The KOR-2 was a reconnaissance flying boat pushed forward in 1939 to replace the household problematic KOR-1. Starting really from zero, Beriev chose to design a totally different aircraft: a flying boat instead of a floatplane. First flown in the fall of 1940, the KOR-2 soon proved to be what the doctor ordered. Sadly, the production was just starting when the Germans invaded the USSR. Its production suffered the interruptions of evacuation and the paucity of the type demand by the Soviet Navy. They served mainly in the Baltic both land and cruiser-based recon roles. Only about 47 were built, the last one in 1945….less than fifty in four years. Must be a record.
Lovely photo of a possible “Cruiser-borne” KOR-2. It was that gorgeous.
Not happy with his already magnificent Ho IVa, Reimar Horten decided to take its basic formula a step ahead. His spellbinding Ho VI of 1944 was an experimental nurflügel aircraft designed to further explore the potential of very high aspect ratio (AR) all-wing design against the best traditional sailplanes of the era. Not intended for series production, only two were produced. A pity.
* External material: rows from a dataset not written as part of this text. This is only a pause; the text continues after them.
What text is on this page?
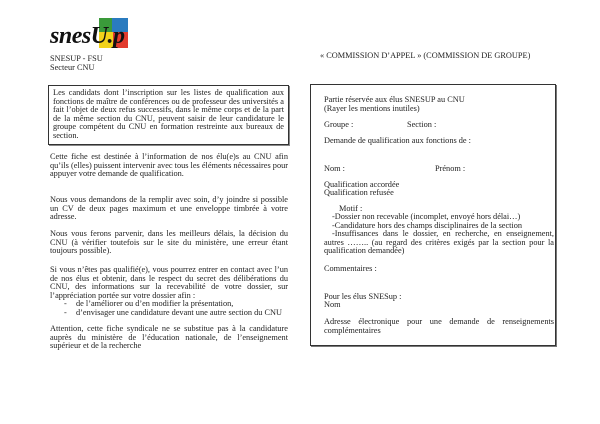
snesU.p
SNESUP - FSU
Secteur CNU
Les candidats dont l’inscription sur les listes de qualification aux fonctions de maître de conférences ou de professeur des universités a fait l’objet de deux refus successifs, dans le même corps et de la part de la même section du CNU, peuvent saisir de leur candidature le groupe compétent du CNU en formation restreinte aux bureaux de section.
Cette fiche est destinée à l’information de nos élu(e)s au CNU afin qu’ils (elles) puissent intervenir avec tous les éléments nécessaires pour appuyer votre demande de qualification.
Nous vous demandons de la remplir avec soin, d’y joindre si possible un CV de deux pages maximum et une enveloppe timbrée à votre adresse.
Nous vous ferons parvenir, dans les meilleurs délais, la décision du CNU (à vérifier toutefois sur le site du ministère, une erreur étant toujours possible).

Si vous n’êtes pas qualifié(e), vous pourrez entrer en contact avec l’un de nos élus et obtenir, dans le respect du secret des délibérations du CNU, des informations sur la recevabilité de votre dossier, sur l’appréciation portée sur votre dossier afin :

- de l’améliorer ou d’en modifier la présentation,
- d’envisager une candidature devant une autre section du CNU
Attention, cette fiche syndicale ne se substitue pas à la candidature auprès du ministère de l’éducation nationale, de l’enseignement supérieur et de la recherche
« COMMISSION D’APPEL » (COMMISSION DE GROUPE)
Partie réservée aux élus SNESUP au CNU
(Rayer les mentions inutiles)
Groupe :	Section :
Demande de qualification aux fonctions de :
Nom :	Prénom :
Qualification accordée
Qualification refusée
Motif :
-Dossier non recevable (incomplet, envoyé hors délai…)
-Candidature hors des champs disciplinaires de la section
-Insuffisances dans le dossier, en recherche, en enseignement, autres …….. (au regard des critères exigés par la section pour la qualification demandée)
Commentaires :
Pour les élus SNESup :
Nom
Adresse électronique pour une demande de renseignements complémentaires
The deceiving simplicity of Horten’s jewel as seen by my good friend Eduardo Alonso.
At first sight nothing out of the ordinary in this quite well-made “B-29” wooden mock-up. Looks just like another airfield decoy, don’t you think?…,wrong. Taken at the Irumagawa AB (Japan), this was one of the three full-size B-29 mock-ups constructed in Japan during the war. Another, the one at the Imperial Japanese Army Academy at Saitama, was employed as a demolition trainer to develop the tactics to be employed for the “Operation Gi-gou” on Okinawa.